On connaît les poètes du travail. Ainsi, Georges Navel écrivant dans Travaux (Folio, 1945) :

« Quand il doit rejeter de la terre d’une tranchée très profonde, il n’est pas de terrassier qui ne se réjouisse de son lancer de pelle […]. Avant la fatigue, si la terre est bonne, glisse bien, chante sur la pelle, il y a au moins une heure dans la journée où le corps est heureux ».

Mais que savons-nous des poètes au travail ? Non pas s’échangeant des contacts de musiciens pour les accompagner (puisque la scène semble devenue un prérequis pour nombre de poètes) ou se donnant des nouvelles de leur roman sans cesse médité, celui qui les sortira de la mouise et de l’anonymat, mais attelés à la confection de poèmes. Si leur vie sociale est au cœur du récent ouvrage de Sébastien Dubois   , il n'aborde guère leur vie laborieuse, ce « laboratoire secret de la production », dont parlait Karl Marx. Pas davantage il n’interroge la proximité entre recherche poétique et recherche sociologique quand chacune à sa façon s’efforce de qualifier et de mettre en mots le plus précisément possible des bribes de réel, saisies in vivo, afin d’« être exact avec la vie » selon la belle expression de Jean-Pierre Siméon   .

Les poèmes de Raphaël Laiguillée sont saturés de ces « petits faits vrais » – ces choses lues, vues, entendues, senties, « sur les dalles des hubs », les quais de gare, comme dans les chambres d’hôpital, les métros, les cafés, etc. – qu’affectionne aussi, mais surtout collectionne et analyse de façon plus systématique le travail sociologique. Comme ce dernier, le poète s’intéresse ici à ce qui fait, sinon société, du moins lien entre nous, « tous autant que nous sommes passants », « tous autant que nous fûmes présents »   – et à la forme proprement humaine de socialité, dont le poème Qui ? semble proposer un inventaire sensible, en tournant en énigmes toutes les intrications qui nous rendent vivants (« Quand nous rions, qui nous secoue ? [...] Quand nous aimons, qui nous essaime ? »).

Avant même de se pencher sur des écrits sociologiques, et d’aborder des « questions de société », les poèmes de Raphaël Laiguillée contiennent donc déjà l’horizon d’un « nous », celui des « frères humains ». Ses deux premiers recueils, enroulés autour des périodes charnières du sortir de l'adolescence pour Le bel âge, et de la quarantaine pour Reprendre pied, rappellent ainsi, à travers leur intensité vitale si singulière, ce que l’effort pour s’inventer ou se réinventer doit à des formes de vie commune, en même temps qu’à leur dissolution et à la possibilité d’« étrenner d’autres nôtres ».

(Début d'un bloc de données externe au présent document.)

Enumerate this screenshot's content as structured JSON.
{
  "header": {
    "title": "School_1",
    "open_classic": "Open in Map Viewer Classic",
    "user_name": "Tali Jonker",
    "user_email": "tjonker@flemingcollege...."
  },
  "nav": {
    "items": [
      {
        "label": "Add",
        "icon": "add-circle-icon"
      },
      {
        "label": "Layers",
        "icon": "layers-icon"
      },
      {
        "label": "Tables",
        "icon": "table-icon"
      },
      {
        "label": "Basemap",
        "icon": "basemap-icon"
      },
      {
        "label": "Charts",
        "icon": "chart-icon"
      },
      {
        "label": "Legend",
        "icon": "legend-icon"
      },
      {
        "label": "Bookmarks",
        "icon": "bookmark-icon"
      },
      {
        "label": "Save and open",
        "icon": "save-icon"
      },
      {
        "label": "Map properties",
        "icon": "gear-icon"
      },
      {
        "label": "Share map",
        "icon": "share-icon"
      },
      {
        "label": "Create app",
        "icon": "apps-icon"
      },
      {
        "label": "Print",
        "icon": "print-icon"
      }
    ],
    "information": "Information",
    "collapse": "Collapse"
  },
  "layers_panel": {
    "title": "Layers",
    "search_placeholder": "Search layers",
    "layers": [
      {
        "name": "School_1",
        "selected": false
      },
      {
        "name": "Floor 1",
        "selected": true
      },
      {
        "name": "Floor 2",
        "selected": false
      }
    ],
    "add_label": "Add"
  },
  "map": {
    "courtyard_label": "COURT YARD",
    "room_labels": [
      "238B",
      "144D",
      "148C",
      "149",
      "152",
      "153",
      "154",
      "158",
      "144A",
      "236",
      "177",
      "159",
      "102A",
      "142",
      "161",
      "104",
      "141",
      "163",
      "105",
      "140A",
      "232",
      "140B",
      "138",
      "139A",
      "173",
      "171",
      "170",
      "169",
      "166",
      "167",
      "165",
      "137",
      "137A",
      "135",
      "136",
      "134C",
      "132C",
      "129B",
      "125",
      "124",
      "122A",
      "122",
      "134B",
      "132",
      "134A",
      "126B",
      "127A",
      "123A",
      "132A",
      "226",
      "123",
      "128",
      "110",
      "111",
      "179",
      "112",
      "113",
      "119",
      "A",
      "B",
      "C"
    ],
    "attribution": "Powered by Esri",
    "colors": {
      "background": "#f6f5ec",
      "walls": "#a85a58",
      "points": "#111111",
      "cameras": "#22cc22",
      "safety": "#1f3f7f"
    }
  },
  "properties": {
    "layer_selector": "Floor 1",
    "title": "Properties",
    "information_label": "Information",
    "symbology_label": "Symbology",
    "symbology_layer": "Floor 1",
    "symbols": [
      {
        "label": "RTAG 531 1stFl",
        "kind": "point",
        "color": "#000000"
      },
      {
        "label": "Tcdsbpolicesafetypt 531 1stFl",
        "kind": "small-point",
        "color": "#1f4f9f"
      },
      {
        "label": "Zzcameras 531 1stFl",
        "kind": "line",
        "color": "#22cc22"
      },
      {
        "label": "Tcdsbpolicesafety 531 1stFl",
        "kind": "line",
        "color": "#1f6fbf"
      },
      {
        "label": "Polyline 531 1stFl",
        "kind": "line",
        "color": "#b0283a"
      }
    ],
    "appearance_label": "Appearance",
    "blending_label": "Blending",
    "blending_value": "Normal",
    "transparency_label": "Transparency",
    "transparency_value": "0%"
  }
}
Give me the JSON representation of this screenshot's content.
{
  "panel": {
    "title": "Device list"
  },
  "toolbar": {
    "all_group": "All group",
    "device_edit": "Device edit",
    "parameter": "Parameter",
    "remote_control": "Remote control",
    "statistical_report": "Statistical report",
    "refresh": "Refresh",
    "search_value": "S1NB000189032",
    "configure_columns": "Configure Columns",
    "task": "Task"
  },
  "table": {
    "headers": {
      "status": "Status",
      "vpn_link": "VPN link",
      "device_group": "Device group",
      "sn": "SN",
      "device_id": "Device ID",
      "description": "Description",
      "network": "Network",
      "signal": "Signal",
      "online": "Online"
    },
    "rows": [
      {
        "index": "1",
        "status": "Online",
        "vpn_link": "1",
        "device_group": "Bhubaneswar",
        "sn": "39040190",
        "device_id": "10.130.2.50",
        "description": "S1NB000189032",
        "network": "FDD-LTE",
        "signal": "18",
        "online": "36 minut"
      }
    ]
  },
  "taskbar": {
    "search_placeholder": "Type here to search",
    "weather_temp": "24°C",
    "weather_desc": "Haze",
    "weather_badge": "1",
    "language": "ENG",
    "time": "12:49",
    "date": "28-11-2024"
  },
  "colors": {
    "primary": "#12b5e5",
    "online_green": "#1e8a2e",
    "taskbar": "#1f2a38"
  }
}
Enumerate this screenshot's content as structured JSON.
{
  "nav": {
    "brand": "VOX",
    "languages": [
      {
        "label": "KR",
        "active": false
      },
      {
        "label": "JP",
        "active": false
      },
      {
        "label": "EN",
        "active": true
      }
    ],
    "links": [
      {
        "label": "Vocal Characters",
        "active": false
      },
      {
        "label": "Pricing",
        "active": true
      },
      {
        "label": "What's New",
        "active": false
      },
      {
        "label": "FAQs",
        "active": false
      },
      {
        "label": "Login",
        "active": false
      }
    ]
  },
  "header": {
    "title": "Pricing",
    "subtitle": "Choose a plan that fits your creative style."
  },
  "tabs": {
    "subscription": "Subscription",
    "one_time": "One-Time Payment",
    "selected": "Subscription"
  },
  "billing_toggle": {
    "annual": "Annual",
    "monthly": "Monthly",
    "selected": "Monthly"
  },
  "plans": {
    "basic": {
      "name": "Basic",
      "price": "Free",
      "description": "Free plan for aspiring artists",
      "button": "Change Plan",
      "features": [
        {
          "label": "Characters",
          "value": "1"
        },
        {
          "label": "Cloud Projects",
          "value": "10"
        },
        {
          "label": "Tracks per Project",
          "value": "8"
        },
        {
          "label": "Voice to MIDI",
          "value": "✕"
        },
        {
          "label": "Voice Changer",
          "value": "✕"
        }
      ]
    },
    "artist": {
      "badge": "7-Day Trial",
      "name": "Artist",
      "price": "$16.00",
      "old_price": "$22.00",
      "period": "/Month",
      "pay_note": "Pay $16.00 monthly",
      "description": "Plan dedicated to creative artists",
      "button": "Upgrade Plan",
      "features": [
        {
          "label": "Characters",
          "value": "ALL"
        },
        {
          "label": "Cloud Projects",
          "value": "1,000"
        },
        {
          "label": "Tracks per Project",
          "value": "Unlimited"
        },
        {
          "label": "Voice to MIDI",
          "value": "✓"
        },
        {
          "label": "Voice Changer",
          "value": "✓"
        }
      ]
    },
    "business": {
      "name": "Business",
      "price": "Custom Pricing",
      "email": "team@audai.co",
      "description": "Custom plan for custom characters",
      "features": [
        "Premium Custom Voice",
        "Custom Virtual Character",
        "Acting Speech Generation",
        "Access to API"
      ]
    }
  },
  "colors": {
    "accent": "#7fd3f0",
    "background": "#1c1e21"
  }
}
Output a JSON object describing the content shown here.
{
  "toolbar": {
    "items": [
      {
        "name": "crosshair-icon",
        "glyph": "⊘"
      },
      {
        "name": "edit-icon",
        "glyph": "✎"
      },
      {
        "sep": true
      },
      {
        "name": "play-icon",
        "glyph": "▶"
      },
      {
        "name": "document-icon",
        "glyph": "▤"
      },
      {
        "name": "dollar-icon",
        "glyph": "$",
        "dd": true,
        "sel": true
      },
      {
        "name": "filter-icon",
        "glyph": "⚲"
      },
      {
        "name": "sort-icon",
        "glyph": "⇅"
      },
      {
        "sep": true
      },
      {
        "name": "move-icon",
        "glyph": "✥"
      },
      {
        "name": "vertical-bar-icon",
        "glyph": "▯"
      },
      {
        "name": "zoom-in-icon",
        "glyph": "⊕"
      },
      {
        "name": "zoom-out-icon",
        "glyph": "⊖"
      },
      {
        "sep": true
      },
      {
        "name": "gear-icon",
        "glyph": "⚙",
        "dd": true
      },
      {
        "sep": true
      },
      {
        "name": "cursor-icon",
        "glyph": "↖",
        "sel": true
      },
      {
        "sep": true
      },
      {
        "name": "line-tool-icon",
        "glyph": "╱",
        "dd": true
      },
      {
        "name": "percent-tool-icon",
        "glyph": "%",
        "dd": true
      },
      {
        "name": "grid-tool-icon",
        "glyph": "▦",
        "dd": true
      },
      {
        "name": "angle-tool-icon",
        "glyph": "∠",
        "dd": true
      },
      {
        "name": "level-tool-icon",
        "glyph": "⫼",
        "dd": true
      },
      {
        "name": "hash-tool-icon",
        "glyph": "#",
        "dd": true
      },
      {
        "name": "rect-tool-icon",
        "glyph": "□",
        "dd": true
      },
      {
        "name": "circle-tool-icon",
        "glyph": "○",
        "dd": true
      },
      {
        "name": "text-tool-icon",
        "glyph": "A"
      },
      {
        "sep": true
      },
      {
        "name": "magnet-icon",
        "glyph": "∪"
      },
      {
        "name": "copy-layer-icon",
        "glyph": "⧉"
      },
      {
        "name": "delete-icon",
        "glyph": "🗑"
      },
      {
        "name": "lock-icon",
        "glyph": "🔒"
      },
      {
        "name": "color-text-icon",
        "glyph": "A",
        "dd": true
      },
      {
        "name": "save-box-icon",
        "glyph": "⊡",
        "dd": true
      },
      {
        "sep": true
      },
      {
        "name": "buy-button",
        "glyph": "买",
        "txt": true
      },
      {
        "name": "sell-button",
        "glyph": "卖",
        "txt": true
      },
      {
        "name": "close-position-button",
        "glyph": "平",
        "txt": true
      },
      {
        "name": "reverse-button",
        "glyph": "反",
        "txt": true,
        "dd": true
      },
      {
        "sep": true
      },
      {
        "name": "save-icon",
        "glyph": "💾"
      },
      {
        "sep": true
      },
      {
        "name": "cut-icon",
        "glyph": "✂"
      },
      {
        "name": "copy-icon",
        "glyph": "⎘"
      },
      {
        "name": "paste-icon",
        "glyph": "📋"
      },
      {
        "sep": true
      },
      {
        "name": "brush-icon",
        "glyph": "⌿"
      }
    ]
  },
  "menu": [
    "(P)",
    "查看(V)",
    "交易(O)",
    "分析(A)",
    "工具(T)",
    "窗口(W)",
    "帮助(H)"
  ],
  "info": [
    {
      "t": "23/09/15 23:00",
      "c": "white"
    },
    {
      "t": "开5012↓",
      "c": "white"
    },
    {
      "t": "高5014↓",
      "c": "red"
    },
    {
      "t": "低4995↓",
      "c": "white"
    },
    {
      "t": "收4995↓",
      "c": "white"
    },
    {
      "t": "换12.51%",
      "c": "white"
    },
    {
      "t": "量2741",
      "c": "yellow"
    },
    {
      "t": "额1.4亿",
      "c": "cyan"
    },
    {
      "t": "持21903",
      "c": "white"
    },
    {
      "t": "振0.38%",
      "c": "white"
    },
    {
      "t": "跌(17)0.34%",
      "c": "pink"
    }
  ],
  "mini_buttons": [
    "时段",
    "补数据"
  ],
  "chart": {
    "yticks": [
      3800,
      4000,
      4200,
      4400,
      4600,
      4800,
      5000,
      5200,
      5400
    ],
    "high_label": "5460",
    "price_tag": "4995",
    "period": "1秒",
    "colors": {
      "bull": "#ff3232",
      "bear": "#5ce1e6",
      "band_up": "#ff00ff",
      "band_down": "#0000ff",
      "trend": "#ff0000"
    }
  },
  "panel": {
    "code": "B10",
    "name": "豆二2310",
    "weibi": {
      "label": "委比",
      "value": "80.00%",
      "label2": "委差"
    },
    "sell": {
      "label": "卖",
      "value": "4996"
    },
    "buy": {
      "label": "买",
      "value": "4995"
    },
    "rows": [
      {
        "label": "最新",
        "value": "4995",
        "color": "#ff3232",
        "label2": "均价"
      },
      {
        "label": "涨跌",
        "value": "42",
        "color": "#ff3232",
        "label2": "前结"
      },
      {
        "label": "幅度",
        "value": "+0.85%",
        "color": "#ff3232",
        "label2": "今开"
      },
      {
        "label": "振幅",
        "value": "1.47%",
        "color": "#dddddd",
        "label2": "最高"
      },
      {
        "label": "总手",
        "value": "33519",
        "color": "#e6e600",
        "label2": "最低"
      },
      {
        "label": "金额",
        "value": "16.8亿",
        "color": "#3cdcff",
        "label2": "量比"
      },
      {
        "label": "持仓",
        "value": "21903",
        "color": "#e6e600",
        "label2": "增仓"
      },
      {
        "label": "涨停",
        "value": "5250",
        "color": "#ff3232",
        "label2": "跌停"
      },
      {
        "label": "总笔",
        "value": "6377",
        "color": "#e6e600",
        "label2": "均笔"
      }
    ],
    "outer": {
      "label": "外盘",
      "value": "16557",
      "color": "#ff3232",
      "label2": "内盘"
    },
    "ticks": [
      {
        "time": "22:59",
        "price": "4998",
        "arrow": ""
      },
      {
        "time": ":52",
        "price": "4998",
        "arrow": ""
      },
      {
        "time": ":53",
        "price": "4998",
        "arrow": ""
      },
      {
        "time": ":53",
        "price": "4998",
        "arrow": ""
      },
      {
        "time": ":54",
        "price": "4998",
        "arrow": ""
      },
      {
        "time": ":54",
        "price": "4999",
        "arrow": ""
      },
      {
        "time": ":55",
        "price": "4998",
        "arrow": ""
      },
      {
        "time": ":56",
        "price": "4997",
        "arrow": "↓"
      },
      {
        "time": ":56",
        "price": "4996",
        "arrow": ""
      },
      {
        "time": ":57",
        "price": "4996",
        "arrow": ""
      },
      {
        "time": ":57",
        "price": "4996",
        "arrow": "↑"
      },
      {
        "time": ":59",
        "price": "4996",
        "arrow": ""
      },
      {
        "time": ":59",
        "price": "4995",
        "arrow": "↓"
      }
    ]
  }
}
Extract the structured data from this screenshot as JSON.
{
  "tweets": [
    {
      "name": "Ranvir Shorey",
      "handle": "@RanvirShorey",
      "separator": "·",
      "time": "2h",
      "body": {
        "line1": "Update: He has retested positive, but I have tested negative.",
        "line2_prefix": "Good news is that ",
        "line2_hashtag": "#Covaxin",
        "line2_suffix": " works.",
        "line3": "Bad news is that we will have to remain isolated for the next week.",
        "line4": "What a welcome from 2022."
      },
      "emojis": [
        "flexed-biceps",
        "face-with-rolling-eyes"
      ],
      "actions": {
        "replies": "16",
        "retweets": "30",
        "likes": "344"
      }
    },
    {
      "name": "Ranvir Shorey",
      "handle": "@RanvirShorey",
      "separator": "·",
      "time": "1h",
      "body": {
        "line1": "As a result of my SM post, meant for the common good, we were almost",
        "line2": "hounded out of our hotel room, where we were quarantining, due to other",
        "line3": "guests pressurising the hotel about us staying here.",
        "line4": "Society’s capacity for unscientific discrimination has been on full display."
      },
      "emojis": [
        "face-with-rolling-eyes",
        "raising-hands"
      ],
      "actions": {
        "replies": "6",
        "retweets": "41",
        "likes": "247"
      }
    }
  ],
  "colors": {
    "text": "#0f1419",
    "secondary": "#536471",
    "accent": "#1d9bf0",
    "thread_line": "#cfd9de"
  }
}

Mais si la sociologie sort confortée de cette lecture, elle peut aussi en offrir la matière, et se retourner alors avec curiosité vers le travail du poète. Nous allons ainsi suivre Raphaël Laiguillée à l’ouvrage, en commençant par le making-of du poème qu’il a tiré d’un article sociologique.

« pff j'ai en vraiment plein le cul de performer
je me connecte les gars voilà j’ai dix minutes
pour un moment d’inattendu ludonormé

les autres ont le droit de fumer donc moi ben zut
je me retire d’un soi situé je joue
à un jeu de trolls où on tue des monstres hirsutes

c’est en ligne ça s’appelle jeux de rendez-vous
j’opère de la sorte une distance au rôle
auquel comme qui dirait le salariat me voue

mon écran est en vue donc faut que je contrôle
que les autres voient pas cette pratique ubiquitaire
je me colle à la table et je remonte l’épaule

mais je glande pas ou alors c’est involontaire
c’est juste que je quitte l’espace situationnel
pour durer et endurer y a pas de mystère

qu’est-ce que tu fais? je tisse ma trame temporelle
c’est normal ? j’inscris mon activité ludique
au boulot ! dans un référentiel personnel

il m’a chopé comme ça le n+1 sadique
il ne comprend pas cet abruti que mon zèle
a besoin de ces lâcher-prises épisodiques

c’est comme de regarder les oiseaux dans le ciel
par la fenêtre je me ressource sur le réseau
je fais bien le taf je reste opérationnel

sauf que dans le ciel des fois il se passe rien zéro
"le jeu offre la garantie d’un aléa"
"aucune fenêtre ne garantit la présence d’oiseaux
" »  

Alexandra Bidet : Comment avez-vous travaillé pour produire « Aucune fenêtre » à partir de l'article « Pluralité des engagements et travail sur soi. Le cas de salariés ayant une pratique ludique ou bénévole », qui porte notamment sur ce qu’on appelle les « jeux de rendez-vous » sur internet, où l’on ne se connecte qu’une fois par jour pour mener une action ponctuelle ? On peut donc y jouer aisément pendant sa journée de travail. Et c’est ainsi qu’un enquêté évoquait la fenêtre de son bureau, à travers laquelle souvent rien ne se passe, alors que sur son écran d’ordinateur très souvent des messages surgissent…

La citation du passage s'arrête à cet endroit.